Inside the oxygenless burn chamber wood is turned into component parts at over 800 degrees Celsius. /ANDRU MCCRACKEN

“We need to do something to pull carbon dioxide out of the atmosphere and there are lots of technologies out there.”

But Marsh said BC Biocarbon can do it cheaper and better and create an array of useful products at the same time.

BC Biocarbon already has a market for the char and it fetches above $700 per tonne from greenhouses who use it to supercharge their plants.

Marsh developed the technology on a bench-top to prove the concept. Next they built a plant the size of pickup truck. Then two more the size of a shipping container.

“You are never gonna fall on your face doing that,” he said. “You get every piece done and get it working perfectly, then you go on to the next stage.”

Now his machinations take up a roughly 5,000 square foot building. He can process one tonne of wood an hour and he has a plant design to process 25 tonnes per hour.

Marsh said there is a lot of pressure to build a $100 million plant, but he continues his step by step systematic approach. He is proving his method works to investors who would take the project to the next level.

Jos Hoetjes crosses the floor to tend to the plant which, for all practical purposes, powers itself once running. /ANDRU MCCRACKEN

From the road it doesn’t look like much, just a big shed with giant wood chipper at one end, but inside is a hulking mass of farm-fabricated machinery. It’s mostly unpainted steel, and dimensions and plans are still chalked on the exterior, but it sits alongside sophisticated and neat looking control systems monitored remotely on a small computer.

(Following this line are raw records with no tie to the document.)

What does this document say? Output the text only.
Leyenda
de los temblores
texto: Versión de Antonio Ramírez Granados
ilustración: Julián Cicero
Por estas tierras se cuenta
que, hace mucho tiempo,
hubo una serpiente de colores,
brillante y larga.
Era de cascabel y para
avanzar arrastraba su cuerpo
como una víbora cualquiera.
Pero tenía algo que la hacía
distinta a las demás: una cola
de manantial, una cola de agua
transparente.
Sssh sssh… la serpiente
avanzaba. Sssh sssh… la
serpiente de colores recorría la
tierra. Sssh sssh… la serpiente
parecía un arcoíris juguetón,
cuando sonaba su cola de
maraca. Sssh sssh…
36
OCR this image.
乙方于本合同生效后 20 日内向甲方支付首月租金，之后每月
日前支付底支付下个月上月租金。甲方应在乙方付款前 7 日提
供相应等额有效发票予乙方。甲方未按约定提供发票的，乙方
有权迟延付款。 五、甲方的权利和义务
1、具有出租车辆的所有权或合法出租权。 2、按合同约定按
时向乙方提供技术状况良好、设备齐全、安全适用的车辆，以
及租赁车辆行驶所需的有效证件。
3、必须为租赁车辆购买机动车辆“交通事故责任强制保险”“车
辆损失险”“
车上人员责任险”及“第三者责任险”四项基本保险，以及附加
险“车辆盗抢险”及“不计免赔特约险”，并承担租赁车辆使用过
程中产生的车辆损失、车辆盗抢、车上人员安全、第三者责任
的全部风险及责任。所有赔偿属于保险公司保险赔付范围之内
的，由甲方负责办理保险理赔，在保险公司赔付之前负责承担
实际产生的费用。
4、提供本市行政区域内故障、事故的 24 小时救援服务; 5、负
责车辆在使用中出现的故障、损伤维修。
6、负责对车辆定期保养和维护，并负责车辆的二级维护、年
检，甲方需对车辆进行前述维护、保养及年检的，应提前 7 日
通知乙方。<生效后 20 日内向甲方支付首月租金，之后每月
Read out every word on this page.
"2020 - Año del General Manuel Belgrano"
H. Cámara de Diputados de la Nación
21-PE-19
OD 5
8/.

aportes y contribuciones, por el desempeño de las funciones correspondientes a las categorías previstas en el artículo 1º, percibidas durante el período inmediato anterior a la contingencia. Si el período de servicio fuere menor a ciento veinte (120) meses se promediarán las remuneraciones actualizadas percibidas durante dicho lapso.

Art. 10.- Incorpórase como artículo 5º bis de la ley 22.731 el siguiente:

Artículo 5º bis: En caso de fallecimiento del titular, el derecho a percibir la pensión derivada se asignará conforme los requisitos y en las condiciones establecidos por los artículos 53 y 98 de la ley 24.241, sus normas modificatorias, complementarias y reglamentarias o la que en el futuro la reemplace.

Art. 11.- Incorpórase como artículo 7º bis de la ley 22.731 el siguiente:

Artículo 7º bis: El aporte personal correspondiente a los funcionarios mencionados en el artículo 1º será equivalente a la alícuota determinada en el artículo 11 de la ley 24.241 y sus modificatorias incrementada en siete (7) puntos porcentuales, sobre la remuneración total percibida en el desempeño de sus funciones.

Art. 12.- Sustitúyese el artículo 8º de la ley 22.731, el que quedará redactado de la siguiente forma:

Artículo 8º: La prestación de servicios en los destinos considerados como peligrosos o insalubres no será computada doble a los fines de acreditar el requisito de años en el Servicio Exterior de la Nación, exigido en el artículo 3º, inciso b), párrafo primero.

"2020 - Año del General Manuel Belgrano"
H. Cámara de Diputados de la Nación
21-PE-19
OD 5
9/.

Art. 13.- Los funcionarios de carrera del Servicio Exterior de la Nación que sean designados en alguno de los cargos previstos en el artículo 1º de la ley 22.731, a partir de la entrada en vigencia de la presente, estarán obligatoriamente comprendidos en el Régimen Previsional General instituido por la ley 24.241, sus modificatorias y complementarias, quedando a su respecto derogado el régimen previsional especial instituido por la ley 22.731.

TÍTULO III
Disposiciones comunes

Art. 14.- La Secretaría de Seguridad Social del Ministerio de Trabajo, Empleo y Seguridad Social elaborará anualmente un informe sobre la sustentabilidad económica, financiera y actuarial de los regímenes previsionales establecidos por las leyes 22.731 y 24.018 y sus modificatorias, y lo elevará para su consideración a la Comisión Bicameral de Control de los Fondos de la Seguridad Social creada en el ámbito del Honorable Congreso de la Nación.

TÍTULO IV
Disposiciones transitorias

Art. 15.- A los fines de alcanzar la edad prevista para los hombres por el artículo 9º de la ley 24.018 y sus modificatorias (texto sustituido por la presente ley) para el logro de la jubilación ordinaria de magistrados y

At the back of the shop are about 12 skids of biochar ready for delivery, tanks of unrefined wood vinegar, or cooled smoke, and under a table a collection of rare and valuable refined products distilled from it.

Marsh said people shouldn’t be surprised that innovation is happening locally.

“Valemount and McBride are great places for people to think and produce interesting ideas that can go out to the world,” he said. “You can attract very talented people to come and help with these processes.”